I will never turn my back on this world. It’s who I have become and who I will always be. But because of how much I care for the other women here and how much I can feel myself in their shoes, this space and this world is different for me right now. If I find myself visiting the stories so similar to mine, with pain so incredibly raw and familiar, I can no longer separate this pregnancy from the others. And it needs to remain different for me in order to make it to the other side. For two and half years, I was not myself. I was pulled under by grief and anxiety and I’m ready to be lighter and present. I experienced a hell I never thought I would have to live through…and for now and hopefully forever, I feel like I’m coming out of the cloud.

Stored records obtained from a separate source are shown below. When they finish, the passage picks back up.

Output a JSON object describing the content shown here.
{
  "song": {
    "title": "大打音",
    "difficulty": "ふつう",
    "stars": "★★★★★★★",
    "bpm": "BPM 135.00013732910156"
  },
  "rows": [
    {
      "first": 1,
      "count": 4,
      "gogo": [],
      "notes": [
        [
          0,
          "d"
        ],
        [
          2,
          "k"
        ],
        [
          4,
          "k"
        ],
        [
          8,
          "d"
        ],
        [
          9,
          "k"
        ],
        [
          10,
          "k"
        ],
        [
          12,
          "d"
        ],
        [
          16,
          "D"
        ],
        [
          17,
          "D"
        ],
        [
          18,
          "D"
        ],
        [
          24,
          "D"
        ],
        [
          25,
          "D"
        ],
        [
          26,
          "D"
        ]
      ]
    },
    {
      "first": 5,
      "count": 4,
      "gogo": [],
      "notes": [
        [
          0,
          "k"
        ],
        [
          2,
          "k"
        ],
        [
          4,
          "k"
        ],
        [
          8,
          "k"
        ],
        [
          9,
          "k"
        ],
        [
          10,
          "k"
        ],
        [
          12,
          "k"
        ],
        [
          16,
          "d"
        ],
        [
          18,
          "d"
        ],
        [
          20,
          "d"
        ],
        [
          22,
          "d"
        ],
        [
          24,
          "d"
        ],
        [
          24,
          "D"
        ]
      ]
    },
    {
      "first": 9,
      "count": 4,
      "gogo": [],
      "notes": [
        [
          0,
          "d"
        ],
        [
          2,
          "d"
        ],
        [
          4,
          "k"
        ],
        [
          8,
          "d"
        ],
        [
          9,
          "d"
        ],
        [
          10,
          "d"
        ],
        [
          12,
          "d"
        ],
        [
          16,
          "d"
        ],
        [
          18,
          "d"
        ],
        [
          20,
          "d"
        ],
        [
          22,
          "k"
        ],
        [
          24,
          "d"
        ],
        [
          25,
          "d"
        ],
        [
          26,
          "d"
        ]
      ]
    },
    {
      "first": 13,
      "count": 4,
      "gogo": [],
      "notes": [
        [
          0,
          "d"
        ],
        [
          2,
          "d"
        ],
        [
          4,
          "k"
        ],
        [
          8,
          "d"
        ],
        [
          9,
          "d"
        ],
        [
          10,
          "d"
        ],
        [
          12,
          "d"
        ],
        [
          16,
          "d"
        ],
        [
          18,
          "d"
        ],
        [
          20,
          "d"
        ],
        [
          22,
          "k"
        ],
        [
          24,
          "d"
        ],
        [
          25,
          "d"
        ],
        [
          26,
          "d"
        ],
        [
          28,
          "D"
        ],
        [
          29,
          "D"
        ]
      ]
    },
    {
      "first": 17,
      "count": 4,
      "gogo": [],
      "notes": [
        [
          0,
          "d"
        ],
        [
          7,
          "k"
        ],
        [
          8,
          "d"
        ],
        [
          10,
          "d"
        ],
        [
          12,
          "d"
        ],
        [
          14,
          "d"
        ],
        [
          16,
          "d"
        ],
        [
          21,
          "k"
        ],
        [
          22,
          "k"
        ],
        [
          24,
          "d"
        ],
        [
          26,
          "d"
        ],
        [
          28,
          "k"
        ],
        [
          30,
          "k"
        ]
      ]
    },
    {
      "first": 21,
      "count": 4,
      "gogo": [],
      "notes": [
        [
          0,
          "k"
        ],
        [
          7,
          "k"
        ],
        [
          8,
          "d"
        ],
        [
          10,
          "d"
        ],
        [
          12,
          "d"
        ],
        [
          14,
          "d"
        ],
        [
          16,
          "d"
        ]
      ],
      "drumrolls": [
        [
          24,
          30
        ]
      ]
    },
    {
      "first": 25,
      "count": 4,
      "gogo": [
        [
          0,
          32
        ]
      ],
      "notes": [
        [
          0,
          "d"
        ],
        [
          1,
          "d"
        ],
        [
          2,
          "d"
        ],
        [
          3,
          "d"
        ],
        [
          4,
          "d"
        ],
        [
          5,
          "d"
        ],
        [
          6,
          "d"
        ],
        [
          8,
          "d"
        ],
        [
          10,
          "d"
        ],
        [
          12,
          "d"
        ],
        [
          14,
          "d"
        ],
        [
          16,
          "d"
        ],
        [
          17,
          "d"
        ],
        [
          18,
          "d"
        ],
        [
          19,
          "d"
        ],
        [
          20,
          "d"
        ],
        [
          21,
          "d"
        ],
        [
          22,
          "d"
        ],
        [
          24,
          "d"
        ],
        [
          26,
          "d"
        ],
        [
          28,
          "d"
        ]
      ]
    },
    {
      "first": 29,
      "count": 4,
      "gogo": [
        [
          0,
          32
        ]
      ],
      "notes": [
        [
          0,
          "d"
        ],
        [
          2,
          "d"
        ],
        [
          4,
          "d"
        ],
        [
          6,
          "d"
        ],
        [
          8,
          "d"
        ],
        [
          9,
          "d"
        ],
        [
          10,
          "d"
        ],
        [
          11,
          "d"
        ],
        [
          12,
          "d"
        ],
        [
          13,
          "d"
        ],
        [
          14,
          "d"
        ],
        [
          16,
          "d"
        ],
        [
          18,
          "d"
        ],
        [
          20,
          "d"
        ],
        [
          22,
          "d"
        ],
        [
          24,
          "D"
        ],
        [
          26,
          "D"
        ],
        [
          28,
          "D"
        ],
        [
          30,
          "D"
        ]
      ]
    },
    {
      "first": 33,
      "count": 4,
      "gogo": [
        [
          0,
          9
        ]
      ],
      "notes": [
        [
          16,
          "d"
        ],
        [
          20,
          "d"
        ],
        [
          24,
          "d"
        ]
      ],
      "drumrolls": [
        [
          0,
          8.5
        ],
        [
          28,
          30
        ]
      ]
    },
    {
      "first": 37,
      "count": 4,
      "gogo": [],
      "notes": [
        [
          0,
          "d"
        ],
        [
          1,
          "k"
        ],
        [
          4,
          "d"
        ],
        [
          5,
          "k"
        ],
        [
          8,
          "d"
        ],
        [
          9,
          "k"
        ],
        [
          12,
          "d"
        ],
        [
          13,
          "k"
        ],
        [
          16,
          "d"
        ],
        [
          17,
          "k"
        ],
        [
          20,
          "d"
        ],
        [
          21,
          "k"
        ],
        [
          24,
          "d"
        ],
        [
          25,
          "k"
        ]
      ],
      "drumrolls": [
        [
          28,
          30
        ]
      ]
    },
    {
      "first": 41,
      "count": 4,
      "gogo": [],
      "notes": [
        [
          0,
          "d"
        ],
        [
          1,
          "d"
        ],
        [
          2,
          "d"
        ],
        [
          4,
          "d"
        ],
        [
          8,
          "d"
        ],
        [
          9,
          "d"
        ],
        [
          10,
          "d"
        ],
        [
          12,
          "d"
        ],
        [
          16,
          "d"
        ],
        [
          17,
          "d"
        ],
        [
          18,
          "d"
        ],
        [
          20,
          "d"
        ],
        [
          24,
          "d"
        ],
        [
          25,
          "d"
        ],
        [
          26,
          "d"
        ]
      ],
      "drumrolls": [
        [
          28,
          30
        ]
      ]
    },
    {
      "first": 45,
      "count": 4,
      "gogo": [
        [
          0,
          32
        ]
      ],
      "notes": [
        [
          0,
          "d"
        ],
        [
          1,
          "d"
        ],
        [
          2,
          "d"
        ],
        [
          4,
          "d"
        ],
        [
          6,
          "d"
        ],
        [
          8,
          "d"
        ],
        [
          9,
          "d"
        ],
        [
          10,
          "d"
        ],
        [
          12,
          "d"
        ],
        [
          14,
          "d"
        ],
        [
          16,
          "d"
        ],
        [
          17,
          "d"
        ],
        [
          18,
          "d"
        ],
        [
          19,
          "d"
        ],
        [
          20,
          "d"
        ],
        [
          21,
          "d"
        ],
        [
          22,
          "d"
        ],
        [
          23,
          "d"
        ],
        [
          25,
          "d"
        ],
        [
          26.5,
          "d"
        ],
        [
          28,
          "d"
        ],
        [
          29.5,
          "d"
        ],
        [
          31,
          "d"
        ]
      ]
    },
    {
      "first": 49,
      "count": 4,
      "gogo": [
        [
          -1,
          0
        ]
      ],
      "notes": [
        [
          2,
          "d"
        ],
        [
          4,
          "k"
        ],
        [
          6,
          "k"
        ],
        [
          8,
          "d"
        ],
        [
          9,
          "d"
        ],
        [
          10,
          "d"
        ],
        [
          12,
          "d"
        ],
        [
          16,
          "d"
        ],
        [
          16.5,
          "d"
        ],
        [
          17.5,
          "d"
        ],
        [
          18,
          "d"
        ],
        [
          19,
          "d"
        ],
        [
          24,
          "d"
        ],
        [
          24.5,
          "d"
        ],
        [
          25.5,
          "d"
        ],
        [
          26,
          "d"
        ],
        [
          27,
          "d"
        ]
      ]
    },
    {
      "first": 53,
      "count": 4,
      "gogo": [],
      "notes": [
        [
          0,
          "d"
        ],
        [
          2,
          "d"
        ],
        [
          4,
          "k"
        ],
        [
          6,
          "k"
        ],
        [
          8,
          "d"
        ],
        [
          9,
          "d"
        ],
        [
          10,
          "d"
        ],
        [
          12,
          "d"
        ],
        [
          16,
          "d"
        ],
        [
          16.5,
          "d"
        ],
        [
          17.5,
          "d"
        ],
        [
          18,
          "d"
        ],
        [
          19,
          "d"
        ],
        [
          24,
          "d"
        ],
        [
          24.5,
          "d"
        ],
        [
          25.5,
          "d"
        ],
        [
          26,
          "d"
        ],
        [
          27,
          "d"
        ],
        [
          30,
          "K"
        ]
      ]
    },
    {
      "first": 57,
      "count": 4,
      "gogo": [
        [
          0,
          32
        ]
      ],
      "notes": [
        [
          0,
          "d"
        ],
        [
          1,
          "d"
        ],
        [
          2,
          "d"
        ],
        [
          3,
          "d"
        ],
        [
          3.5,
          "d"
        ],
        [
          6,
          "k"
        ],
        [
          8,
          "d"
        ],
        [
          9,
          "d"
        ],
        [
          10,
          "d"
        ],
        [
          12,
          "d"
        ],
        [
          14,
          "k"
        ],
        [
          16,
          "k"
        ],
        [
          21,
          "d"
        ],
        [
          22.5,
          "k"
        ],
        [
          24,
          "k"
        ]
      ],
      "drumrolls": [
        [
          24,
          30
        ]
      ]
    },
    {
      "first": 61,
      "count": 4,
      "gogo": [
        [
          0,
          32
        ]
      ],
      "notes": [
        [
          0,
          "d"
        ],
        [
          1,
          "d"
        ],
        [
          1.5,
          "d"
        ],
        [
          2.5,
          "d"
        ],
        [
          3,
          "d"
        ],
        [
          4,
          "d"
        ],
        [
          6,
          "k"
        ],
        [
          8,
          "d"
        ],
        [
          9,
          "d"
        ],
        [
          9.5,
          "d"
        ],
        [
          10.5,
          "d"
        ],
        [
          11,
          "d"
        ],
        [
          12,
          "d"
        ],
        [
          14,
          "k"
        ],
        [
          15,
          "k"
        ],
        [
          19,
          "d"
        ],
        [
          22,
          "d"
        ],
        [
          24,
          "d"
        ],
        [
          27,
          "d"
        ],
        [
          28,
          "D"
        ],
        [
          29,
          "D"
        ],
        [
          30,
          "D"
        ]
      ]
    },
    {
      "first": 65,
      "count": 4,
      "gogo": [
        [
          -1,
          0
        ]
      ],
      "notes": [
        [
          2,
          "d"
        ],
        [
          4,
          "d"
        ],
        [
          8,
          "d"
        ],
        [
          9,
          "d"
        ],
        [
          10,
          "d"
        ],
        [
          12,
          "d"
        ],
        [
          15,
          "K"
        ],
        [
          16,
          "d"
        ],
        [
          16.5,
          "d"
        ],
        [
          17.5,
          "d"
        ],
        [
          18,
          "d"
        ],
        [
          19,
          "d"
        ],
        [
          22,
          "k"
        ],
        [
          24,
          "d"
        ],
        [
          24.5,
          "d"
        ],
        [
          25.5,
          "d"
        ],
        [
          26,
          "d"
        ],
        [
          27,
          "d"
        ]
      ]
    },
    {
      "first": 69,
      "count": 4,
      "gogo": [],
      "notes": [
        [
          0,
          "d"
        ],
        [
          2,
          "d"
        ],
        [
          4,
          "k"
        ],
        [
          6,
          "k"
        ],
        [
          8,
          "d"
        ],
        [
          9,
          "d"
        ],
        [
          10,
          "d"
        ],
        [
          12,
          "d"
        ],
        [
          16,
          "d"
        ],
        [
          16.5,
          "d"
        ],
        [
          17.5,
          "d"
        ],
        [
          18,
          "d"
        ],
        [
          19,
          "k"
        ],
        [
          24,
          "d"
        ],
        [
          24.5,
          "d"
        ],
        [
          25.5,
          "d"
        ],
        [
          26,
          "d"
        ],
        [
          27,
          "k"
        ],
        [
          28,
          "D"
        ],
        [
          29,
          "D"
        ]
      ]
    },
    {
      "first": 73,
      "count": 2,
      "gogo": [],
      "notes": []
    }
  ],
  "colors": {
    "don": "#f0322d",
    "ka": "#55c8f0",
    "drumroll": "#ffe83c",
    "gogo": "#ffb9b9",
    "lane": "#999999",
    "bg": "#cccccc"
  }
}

But my thoughts are still with all of you, rooting for you from the sidelines. I’ll always be there, even if you can’t see me. I’m the one screaming the loudest, telling you you can do it even when you think you can’t. Telling you how I understand how painful it is, but you’ll be able to make it through. I can promise you that.

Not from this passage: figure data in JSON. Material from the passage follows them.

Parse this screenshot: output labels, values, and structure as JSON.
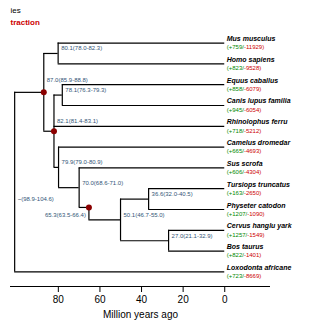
{
  "chart_data": {
    "type": "tree",
    "xlabel": "Million years ago",
    "xlim": [
      103,
      -22
    ],
    "xticks": [
      80,
      60,
      40,
      20,
      0
    ],
    "annotations": [
      {
        "text": "ies"
      },
      {
        "text": "traction",
        "color": "#cc0000"
      }
    ],
    "gain_labels": {
      "color": "#008800"
    },
    "loss_labels": {
      "color": "#cc0000"
    },
    "tree": {
      "label": "~(98.9-104.6)",
      "x": 101.0,
      "children": [
        {
          "label": "87.0(85.9-88.8)",
          "x": 87.0,
          "marker": "circle",
          "color": "#8b0000",
          "children": [
            {
              "label": "80.1(78.0-82.3)",
              "x": 80.1,
              "children": [
                {
                  "name": "Mus musculus",
                  "x": 0,
                  "gain_label": "(+759/",
                  "loss_label": "-11929)"
                },
                {
                  "name": "Homo sapiens",
                  "x": 0,
                  "gain_label": "(+823/",
                  "loss_label": "-9528)"
                }
              ]
            },
            {
              "label": "82.1(81.4-83.1)",
              "x": 82.1,
              "marker": "circle",
              "color": "#8b0000",
              "children": [
                {
                  "label": "78.1(76.3-79.3)",
                  "x": 78.1,
                  "children": [
                    {
                      "name": "Equus caballus",
                      "x": 0,
                      "gain_label": "(+858/",
                      "loss_label": "-6079)"
                    },
                    {
                      "name": "Canis lupus familia",
                      "x": 0,
                      "gain_label": "(+945/",
                      "loss_label": "-6054)"
                    }
                  ]
                },
                {
                  "name": "Rhinolophus ferru",
                  "x": 0,
                  "gain_label": "(+718/",
                  "loss_label": "-5212)"
                },
                {
                  "label": "79.9(79.0-80.9)",
                  "x": 79.9,
                  "children": [
                    {
                      "name": "Camelus dromedar",
                      "x": 0,
                      "gain_label": "(+665/",
                      "loss_label": "-4693)"
                    },
                    {
                      "label": "70.0(68.6-71.0)",
                      "x": 70.0,
                      "children": [
                        {
                          "name": "Sus scrofa",
                          "x": 0,
                          "gain_label": "(+606/",
                          "loss_label": "-4304)"
                        },
                        {
                          "label": "65.3(63.5-66.4)",
                          "x": 65.3,
                          "marker": "circle",
                          "color": "#8b0000",
                          "children": [
                            {
                              "label": "50.1(46.7-55.0)",
                              "x": 50.1,
                              "children": [
                                {
                                  "label": "36.6(32.0-40.5)",
                                  "x": 36.6,
                                  "children": [
                                    {
                                      "name": "Tursiops truncatus",
                                      "x": 0,
                                      "gain_label": "(+163/",
                                      "loss_label": "-2650)"
                                    },
                                    {
                                      "name": "Physeter catodon",
                                      "x": 0,
                                      "gain_label": "(+1207/",
                                      "loss_label": "-1090)"
                                    }
                                  ]
                                },
                                {
                                  "label": "27.0(21.1-32.9)",
                                  "x": 27.0,
                                  "children": [
                                    {
                                      "name": "Cervus hanglu yark",
                                      "x": 0,
                                      "gain_label": "(+1257/",
                                      "loss_label": "-1549)"
                                    },
                                    {
                                      "name": "Bos taurus",
                                      "x": 0,
                                      "gain_label": "(+822/",
                                      "loss_label": "-1401)"
                                    }
                                  ]
                                }
                              ]
                            }
                          ]
                        }
                      ]
                    }
                  ]
                }
              ]
            }
          ]
        },
        {
          "name": "Loxodonta africane",
          "x": 0,
          "gain_label": "(+723/",
          "loss_label": "-8669)"
        }
      ]
    }
  }
}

There’s still not proof this pregnancy will be different, but in my gut, it feels like it is. If I look past the fear that creeps in here and there, my heart tells me this one is different. Even if the worst happens, I have a confidence I never had the previous four times: that I will make it through to the other side somehow. Because of what you all have given me.
Four losses, one currently thriving pregnancy, two and a half years, & 200 posts.
Insane.

Love,
Courtney
P.S. Even though I may not come to this space very often, or sadly visit yours even less…please email me at any time, I’m still here. bodegablissblog {at} gmail {dot} com




Love you.
Precisely what I was going to write. Love you Court
Love you guys!
So very happy for you!
PLEASE, once a month or so at least let us know you are doing ok. Lots of us are holding you daily in our thoughts.
Aw, thanks, L.Z. I certainly will. This means the world to me, you have no idea. This is why I love this community as much as I do!
oh wow, I missed your last post! I am so very happy to hear this news, and that you’ve made it to the 2nd tri. just wonderful! cheering you on from here (which is really not that far away)!
gorgeous photos, btw.
I was just thinking about you and wondering how you are doing! It did my heart good to see this post today. It gives me so much hope for the future. I’m so happy for you Courtney, so so happy.
I nodded my head along to everything you said! You describe the transition to “the other side” just beautifully!
I think of you often, and am happy to hear that all is so very well for you and baby!
Keep taking marvelous care of you!
I’ve been thinking of you often. So glad to see this update. <3
Very coincidently, I was thinking about you yesterday and was going to send an email! I’m so very glad for you that things are going well and you are in the 2nd trimester. While I’m sad that I don’t get to read your awesomely written posts, I’m glad you are getting comfortable with things and doing what you feel you need and want to do. That is absolutely the best thing for you and the baby.
Congratulations again!
I am so unbelievably happy for you… This post brought tears to my eyes.
Beautifully written, as always, by a beautiful person. Love you.
Just want to let you know how happy I am for you and that I think about you often.
Beautiful. Love this, and you.
Yeah! I am SO happy for the good news and the smiles. I am thinking of you often.
Thinking about you and hoping things are still going well for you.